卓球女子の福原愛(19)が練習で初めて中国に渡ったのが7歳。技術を教わったのも中国から日本に来た2人の個人コーチからだ。21日の女子シングルス4回戦で、開会式で選手宣誓もした世界ランク1位の26歳中国人選手と対戦。敗れたものの女王から1ゲームをとる健闘を見せた戦いは、支えてくれた2人への恩返しでもあった。
試合後の福原はさばさばした表情だった。「いっぱい何かをつかみました。この五輪ですべてを出し切りました」。支えてもらった人に対しては「まずは、ありがとうと言いたい。ここまで来られたのはみなさんのおかげです」と語った。
父武彦さんは2人のコーチを「長女と次女みたい」と言う。「長女」が山西省出身の高林慧(けい)さん(41)で、「次女」が遼寧省出身の湯媛媛(タン・ユワンユワン)さん(25)だ。この日も観客席から声援を送った2人。その役割は対照的だ。

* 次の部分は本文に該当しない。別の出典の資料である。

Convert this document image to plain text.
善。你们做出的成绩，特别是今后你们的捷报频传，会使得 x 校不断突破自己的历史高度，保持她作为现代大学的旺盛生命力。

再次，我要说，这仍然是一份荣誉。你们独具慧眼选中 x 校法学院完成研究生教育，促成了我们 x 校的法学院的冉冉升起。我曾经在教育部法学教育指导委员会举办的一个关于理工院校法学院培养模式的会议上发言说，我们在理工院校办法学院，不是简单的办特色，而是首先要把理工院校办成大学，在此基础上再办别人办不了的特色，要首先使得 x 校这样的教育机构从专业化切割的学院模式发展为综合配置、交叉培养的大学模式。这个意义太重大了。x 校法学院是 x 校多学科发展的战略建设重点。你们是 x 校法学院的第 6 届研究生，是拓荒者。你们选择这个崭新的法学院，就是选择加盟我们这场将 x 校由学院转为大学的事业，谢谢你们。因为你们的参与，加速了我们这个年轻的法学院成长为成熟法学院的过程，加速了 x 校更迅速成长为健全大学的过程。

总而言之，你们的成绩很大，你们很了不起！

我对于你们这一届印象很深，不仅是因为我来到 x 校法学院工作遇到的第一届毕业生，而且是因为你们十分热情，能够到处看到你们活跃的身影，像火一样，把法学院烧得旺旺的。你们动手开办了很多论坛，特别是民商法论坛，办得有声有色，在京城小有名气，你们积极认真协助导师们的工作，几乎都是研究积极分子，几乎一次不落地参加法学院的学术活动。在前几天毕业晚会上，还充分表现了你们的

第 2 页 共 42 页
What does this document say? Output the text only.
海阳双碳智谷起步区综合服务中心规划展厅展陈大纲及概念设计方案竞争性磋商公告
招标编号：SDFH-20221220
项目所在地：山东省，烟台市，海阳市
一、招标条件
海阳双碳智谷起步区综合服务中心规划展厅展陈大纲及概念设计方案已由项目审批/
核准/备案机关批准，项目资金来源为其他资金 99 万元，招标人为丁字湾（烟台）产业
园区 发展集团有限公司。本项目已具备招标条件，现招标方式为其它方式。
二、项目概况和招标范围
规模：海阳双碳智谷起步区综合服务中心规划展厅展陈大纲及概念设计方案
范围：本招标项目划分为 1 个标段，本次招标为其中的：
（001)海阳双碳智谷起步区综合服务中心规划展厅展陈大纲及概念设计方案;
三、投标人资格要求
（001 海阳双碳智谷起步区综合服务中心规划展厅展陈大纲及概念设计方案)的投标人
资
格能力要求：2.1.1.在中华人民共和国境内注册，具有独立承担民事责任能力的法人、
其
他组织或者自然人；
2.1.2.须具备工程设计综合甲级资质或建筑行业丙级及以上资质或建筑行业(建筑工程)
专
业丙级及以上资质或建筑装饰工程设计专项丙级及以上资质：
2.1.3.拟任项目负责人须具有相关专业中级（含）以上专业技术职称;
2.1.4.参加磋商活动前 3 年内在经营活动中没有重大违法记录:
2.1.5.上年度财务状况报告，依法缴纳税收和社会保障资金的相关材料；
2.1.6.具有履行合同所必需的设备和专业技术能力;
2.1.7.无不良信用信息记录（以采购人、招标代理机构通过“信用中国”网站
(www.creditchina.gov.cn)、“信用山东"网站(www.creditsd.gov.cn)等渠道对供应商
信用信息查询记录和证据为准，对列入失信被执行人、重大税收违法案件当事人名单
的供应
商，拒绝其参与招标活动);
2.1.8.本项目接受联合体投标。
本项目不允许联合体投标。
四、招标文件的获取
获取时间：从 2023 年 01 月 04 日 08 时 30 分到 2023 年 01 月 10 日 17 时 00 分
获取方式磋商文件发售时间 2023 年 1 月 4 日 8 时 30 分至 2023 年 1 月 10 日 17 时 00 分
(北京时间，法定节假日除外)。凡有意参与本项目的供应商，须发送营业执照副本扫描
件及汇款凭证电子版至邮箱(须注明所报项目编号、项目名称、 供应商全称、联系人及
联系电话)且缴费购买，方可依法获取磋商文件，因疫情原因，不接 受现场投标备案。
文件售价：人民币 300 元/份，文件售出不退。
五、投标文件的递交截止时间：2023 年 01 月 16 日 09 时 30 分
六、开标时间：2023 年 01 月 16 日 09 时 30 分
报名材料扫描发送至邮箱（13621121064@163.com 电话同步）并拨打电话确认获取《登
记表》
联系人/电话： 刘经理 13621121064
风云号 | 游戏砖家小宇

元中国代表選手の高林さんは88年に来日し、約15年前に日本国籍を取った。福原には厳しく接する役だ。04年冬の遼寧省での合宿で、福原は単純ミスを繰り返した。そのたびに周囲にミスの原因を教えて欲しいというようなそぶりをみせたため、「自分で考えなさい」としかった。
「言うべきことはしっかり言っておかないと、試合の厳しい場面で力を発揮できない」と高林さん。福原もその考えを理解している。
用具や技術、練習方法で迷って熟考しても判断出来ないとき、相談する相手で、2月に強い球を打てないと悩んだ時も、高林さんに「教えてほしい」と電話した。それから短期間で、一対一の指導でフォームの改造につなげた。
一方、湯さんは癒やし系だ。福原は試合中、よく観客席に目をやる。その視線の先にいる。「落ち着いて、落ち着いて」。身ぶり手ぶりや表情で助けてくれる。
福原が練習拠点にしていた瀋陽で、99年に初めて会った。同省選抜チームの一員だった湯さんは練習場で福原と球を打ち合った。「長い時間、手を抜かない。世界王者たちと同じ。『この子は伸びるな』と思った」と湯さん。武彦さんに見込まれ、専属コーチとして02年に来日した。
2人は着る服を一緒に選ぶ。試合相手の研究のために冗談を言い合いながらビデオを見る。福原にとってリラックスできる相手だ。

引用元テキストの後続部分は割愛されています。